Виктор, не прислушиваясь, продолжает монотонно шкурить лепнину.
Внезапно он неосторожным движением руки сбивает кожу с одной из костяшек правой руки. На ней выступает кровь. Виктор прикладывает ее к губам. И эхом десятилетней давности в его сознании звучит стишок:
Тот, однако, не дурак,У кого полно собак.Потому что без собакЖизнь идет совсем не так.Вон, смотри-ка, у мостаСидит такса без хвоста.Тут вписался в интерьерДлинномордый скотч-терьер.Вот сидит, живот убрав,Очень важный волкодав…
Виктор вспоминает изостудию Ленинградского Дворца пионеров. Ему тогда было десять лет. Он, как и другие дети, сидел в большой комнате и рисовал. Тогда Витя рисовал собаку, большого черного пуделя. Он даже не заметил, как пришла его мама и начала о чем-то говорить с преподавателем. Но когда Витя ее увидел, сорвал рисунок с мольберта и, подняв над головой, побежал ей показывать.
Мама улыбнулась и подала Вите знак: мол, тише, чуть позже, сейчас я разговариваю… Витя хорошо расслышал фразу учителя: «Если захочет, мальчик рисует очень хорошо. А если нет, то заставлять его нельзя…»
Ленинград. Сентябрь 1973 года
Детская художественная школа, где занимается Витя, находится в центре города, на канале Грибоедова, в доме напротив Львиного мостика.
Цой рисует вместе с другими учениками натюрморты. На столе преподавателя стоит ваза с фруктами – белый виноград, персики, яблоки. Волосы Виктора, выгоревшие от солнца, почти рыжие – он недавно вернулся домой из Кзыл-Орды, где гостил у дедушки.

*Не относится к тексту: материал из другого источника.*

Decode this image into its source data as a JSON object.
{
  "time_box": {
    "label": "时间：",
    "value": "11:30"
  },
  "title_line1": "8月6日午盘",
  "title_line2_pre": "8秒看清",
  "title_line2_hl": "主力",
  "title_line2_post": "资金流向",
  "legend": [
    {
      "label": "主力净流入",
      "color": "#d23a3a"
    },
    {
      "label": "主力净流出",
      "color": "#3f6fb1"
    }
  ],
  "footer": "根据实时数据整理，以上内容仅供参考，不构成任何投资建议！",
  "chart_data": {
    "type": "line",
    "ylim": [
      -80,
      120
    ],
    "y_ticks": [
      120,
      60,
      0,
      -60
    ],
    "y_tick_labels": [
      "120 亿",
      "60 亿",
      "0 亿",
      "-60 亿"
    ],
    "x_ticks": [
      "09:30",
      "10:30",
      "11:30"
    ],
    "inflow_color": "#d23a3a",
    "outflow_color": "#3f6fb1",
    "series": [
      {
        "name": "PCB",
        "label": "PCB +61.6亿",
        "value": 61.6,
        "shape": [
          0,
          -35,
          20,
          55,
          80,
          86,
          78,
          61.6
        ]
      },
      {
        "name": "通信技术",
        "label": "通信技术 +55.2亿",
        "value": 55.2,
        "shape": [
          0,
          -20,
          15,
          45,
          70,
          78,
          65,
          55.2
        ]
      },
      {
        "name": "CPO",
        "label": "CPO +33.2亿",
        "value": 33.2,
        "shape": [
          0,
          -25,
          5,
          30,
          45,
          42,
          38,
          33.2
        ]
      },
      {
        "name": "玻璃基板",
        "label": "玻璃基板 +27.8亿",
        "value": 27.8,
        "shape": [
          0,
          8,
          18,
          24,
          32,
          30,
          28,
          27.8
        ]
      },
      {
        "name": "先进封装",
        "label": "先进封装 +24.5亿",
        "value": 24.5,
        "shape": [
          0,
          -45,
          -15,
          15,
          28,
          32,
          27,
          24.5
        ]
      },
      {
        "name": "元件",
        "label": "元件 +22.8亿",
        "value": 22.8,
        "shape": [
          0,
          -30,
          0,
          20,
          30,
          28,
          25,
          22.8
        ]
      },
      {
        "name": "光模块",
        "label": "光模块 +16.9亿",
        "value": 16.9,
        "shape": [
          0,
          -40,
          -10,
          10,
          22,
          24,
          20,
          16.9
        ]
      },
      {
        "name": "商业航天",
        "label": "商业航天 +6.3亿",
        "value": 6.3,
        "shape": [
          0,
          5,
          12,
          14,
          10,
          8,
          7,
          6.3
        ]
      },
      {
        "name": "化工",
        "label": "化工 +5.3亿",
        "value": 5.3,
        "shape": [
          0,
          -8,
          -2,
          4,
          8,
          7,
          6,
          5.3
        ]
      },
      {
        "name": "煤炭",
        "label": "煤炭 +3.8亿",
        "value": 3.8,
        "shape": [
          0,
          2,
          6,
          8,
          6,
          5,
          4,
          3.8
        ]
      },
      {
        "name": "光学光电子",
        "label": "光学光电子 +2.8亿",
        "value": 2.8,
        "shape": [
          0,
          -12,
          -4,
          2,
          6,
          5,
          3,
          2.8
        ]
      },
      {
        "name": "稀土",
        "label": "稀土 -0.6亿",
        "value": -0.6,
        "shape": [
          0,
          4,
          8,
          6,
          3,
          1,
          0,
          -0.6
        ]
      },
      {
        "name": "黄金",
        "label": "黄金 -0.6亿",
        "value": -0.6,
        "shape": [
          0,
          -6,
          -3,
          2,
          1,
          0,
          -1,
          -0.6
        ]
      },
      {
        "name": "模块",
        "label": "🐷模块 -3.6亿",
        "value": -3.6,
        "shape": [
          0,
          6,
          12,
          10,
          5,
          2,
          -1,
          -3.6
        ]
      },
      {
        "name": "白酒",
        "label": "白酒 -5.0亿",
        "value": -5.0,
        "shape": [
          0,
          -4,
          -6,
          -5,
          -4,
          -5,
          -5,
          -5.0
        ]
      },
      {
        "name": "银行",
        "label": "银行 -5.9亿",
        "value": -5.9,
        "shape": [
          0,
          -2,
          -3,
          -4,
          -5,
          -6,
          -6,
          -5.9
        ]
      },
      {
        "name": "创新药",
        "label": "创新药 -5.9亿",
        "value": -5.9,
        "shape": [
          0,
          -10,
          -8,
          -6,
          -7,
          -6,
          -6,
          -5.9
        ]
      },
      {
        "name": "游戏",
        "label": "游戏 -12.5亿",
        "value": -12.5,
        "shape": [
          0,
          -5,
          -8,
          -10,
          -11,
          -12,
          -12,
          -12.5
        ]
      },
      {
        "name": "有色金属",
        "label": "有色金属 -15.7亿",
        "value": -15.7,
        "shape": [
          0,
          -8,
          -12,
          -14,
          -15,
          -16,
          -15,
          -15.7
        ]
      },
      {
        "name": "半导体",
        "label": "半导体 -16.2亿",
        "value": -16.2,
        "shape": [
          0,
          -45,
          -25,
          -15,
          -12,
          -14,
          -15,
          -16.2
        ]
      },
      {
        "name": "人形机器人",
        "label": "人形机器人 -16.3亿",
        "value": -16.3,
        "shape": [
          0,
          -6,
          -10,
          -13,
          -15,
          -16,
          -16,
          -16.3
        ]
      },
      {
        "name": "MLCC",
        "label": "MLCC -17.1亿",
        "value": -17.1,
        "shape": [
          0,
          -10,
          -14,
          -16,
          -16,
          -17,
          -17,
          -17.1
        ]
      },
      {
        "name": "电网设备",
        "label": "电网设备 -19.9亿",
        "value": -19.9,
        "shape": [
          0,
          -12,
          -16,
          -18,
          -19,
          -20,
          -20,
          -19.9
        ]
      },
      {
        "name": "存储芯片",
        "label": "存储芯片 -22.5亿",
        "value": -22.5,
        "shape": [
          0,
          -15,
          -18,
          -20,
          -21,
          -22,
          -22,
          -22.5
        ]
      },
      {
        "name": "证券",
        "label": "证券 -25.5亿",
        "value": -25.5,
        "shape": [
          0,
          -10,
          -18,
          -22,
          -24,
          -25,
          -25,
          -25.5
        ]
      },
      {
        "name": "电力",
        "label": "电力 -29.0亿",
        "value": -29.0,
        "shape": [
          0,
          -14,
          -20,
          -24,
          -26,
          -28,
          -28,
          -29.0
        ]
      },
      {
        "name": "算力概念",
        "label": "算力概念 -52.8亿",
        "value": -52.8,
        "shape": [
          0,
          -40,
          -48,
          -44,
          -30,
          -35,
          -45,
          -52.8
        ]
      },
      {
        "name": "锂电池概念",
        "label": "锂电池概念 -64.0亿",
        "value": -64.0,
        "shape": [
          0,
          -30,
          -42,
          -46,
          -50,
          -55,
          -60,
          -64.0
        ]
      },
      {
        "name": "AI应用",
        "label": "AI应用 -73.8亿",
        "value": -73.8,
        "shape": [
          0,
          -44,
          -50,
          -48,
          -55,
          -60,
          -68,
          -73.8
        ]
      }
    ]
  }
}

Между рядами ходит преподаватель, делая замечания. Он останавливается напротив Цоя и говорит:
– Молодец, Витя… вот здесь добавь темный тон. Пока в лидерах Цой, думаю, что ему достанутся на десерт фрукты.
Сосед Вити, хулиганистый мальчишка-ровесник, сидящий впереди Цоя, поворачивается к нему лицом и зло шипит:
– Зря стараешься, Джапан! Все равно все самые известные художники – русские!
Витя не обращает на него ровно никакого внимания, продолжая рисовать. Такому внутреннему самообладанию можно позавидовать – к нему мальчика приучила частая смена школ в начальных классах.
Сосед грозит Вите кулаком.
Ленинград. Ноябрь 1982 года
Отвлекшись от воспоминаний, Виктор смотрит на свои руки. Его ладони в трещинах и порезах.
Обратный путь также проходит в полутьме, уже вечерней. На вокзале висят траурные флаги. В полумгле красное кажется совсем черным и сливается с черной каймой. В поезде Виктор занимает место у окна: вагон почти пуст. Он раскрывает блокнот. В его голове крутится утренняя фраза Марьяны «Доброе утро, герой». Размышления прерывает шум: навстречу полупустому поезду, в котором едет Виктор, проносится забитая до отказа людьми электричка.
Доброе утро, последний герой!..
Вечером, уже в квартире, взяв в руки гитару, Виктор продолжает работать над песней. Он сидит на кухне и поет с героическим пафосом, выпятив вперед челюсть. На столе лежит блокнот с текстом. Текст правленый, почерк различим, только буквы местами написаны вкось и вкривь. Внизу страницы черновые рисунки.
Доброе утро, последний герой!Доброе утро тебе и таким, как ты.Доброе утро, последний герой…Здравствуй, последний герой!
Виктор берет последний аккорд, замечает Марьяну, застывшую в дверях.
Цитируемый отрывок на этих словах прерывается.